Atama bekleyen öğretmenlerin sorunları çözülecek mi? Yeni atamalar yapılacak mı?
Şubat ayında bir 20 bin atama yaptık. Önümüzdeki süreçte bir 20 bin daha yapıyoruz. Bunu kamuoyu biliyor zaten, ilan ettik. Mülakatların yerine kadar ilan ettik. Bu bir finans konusu, biz Milli Eğitim Bakanlığı olarak kendi kafamıza göre davranamayız. Hükümetin bir ekonomi politikası var. Bazı öncelikleri var hükümetimizin. Sayın Cumhurbaşkanımızın liderliğinde hangi konular nasıl önceliklendirmeli diye, oturup bir tartışma konusu yapılıyor. Bu bağlamda ‘Neden bu sene 100 bin öğretmen atanmadı?’ gibi bir soru elbette gençlerin arzusu ile ilgili. Geçtiğimiz yıllara baktığımızda da ortalama kaç öğretmen atanmış? Son 16 senede, 20 senede kaç öğretmen atamışız? Bunun sayısı rakamsal olarak belirli. Biz yine belli bir çerçevede atama yapmaya devam edeceğiz. Nitekim yapıyoruz. Yine yapacağız bu 20 bin kişiyi, yine atayacağız. Ama ‘İşte şu kadar, 100 bin öğretmen bekliyor. Bunların tamamını atayalım.’ gibi beklenti var. Eğitim sisteminin böyle bir ihtiyacı yok. Diyelim ki 600 bin tane ortalama konuşulan bir rakam var, bekleyen öğretmenimiz var. Türkiye'nin bu kadar büyük miktarda bir açığı yok. Yıllar içerisinde bu açığı giderip, ücretli öğretmen sayımızı azaltıp, kadrolu-sözleşmeli öğretmen sayımızın artması ile ilgili bir süreç de yaşıyoruz. Yani sonuç olarak elimizden geldiği kadar, imkânlar elverdiği kadar bu çalışmalar devam edecek.

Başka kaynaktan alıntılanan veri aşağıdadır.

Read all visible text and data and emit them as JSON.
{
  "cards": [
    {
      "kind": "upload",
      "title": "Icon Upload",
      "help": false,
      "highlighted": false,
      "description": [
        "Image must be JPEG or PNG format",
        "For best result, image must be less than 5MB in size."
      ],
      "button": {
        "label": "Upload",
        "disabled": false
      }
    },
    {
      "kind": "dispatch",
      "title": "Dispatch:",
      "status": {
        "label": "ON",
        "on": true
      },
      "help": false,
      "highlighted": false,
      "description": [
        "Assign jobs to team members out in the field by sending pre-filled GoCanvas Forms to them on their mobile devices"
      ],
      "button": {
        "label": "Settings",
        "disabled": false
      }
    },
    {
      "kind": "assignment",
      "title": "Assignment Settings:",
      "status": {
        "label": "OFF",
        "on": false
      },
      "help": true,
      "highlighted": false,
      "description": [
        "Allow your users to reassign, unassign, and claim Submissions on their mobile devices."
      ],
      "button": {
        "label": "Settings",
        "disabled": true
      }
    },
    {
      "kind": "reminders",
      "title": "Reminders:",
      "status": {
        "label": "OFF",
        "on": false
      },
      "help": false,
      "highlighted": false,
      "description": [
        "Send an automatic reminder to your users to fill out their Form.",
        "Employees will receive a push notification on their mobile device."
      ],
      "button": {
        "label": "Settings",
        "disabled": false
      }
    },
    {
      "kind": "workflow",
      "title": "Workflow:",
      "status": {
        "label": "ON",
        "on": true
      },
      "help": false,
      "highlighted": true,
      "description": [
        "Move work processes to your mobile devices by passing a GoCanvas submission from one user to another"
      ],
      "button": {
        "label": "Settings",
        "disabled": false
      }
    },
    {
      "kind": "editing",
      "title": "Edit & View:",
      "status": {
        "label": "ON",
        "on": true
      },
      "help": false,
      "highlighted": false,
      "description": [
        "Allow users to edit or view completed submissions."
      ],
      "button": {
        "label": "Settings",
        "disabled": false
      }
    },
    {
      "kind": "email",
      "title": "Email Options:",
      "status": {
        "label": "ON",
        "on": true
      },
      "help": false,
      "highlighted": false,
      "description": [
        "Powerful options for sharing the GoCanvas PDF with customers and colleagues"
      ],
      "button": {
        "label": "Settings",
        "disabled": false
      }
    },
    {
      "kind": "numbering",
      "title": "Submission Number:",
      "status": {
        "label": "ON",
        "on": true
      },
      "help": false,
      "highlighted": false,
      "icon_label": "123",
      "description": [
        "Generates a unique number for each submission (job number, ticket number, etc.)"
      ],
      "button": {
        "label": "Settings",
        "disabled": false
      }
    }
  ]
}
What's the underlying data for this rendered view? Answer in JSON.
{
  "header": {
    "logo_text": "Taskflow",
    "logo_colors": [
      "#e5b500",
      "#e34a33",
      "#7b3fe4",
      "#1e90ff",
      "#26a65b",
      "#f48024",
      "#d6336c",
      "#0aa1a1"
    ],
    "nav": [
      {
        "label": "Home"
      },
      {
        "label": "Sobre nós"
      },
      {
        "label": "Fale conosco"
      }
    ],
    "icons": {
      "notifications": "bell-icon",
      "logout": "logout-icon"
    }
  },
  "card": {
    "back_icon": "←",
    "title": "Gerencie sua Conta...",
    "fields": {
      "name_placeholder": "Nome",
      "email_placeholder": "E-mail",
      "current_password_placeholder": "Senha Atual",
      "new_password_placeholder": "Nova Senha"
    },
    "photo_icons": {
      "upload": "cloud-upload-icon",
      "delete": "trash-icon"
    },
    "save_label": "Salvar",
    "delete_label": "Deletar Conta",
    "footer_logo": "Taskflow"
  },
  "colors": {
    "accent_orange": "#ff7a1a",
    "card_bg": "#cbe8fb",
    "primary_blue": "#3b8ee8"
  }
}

Sözleşmeli öğretmenlerin durumu ile ilgili bir düzenleme yapılacak mı?
Öğretmenlik meslek kanunundaki düzenlemeler, onlar içinde iyileştirmeyi içeriyor. Mevcut durumun daha da iyileşmesi lazım. Bunun içinde elimizden geleni yapacağız. Elbette son karara sahip olan söz sahibi olan Meclis. Biz bakanlık olarak belirli hazırlıkları yapmak ve arz etmek durumundayız. Bu anlamda öğretmenlik meslek kanununu beklemeden şu anda 4+2 olan zorunlu hizmet ile ilgili sürenin 3+1'e indirilmesi ile ilgili zaten bir beyanımız olmuştu. '2023 Eğitim Vizyonu'nda da bu yazıyordu. Bunu her şekilde hayata geçireceğiz. Bununla ilgili herhangi bir sıkıntı yok. Sadece seçim ve benzeri durumlardan dolayı belirli bir takvim söz konusu. Bunun ötesinde sahipsiz hissetmeleri beni üzer. Çünkü onların hepsi bizim meslektaşlarımız, hepsi bizim birlikte çalıştığımız arkadaşlarımız. O anlamda ne yapmamız gerekiyorsa, biz ödevimizi yaparız. Sadece eş durumu ile ilgili bir konuda ciddi şikâyetler var. Bir ailenin bütünlük içinde olmayı istemesi çok doğaldır. Bu elbette çok insani bir durum bu, eleştirilecek bir durum değil. Sözleşmeli öğretmenliğin çıkmasının temel nedeni şu. Benim yaklaşık 2 milyon kadar öğrencimin bulunduğu bir bölgede, öğretmenlere atama yaptığımızda geri gelme olanları çok yüksek ve biz orada öğretmen tutamıyoruz. Bir, bir buçuk sene ortalama kalma süresi. Dolayısıyla çocukların eğitimi kesintiye uğruyor. Polisler için zorunlu hizmet var, sağlık hizmetlerinde var, asker, ordu mensubu insanlarımız için zorunlu hizmet var. Yıllarca var. Çok uzun süre zorunlu hizmetler var. Nasıl diğer meslekler için söz konusuysa Milli Eğitim Bakanlığı içinde, bizim için de söz konusu ve ben şu anda acil bir ihtiyaca sahibim. Bu ihtiyacımı gidermek için de böyle bir kanun çıktı. Bu kanuna göre başvurmak isteyenler başvursunlar ve biz atamasını yapacağız. Kanun ortada, başvuru koşulları ortada, her şey ortada. Fakat 6 sene gerçekten uzun bir zaman. Yani bir insanın hayatında önemli kesit. Bunu azaltabilir miyiz? Evet, 3+1'e indirebiliriz. Diğer durumla ilgili zaten yasa açık olduğu için, şu anda bir şey yapamıyoruz. Yasanın değişmesi halinde belli değişikliklerde olabilir.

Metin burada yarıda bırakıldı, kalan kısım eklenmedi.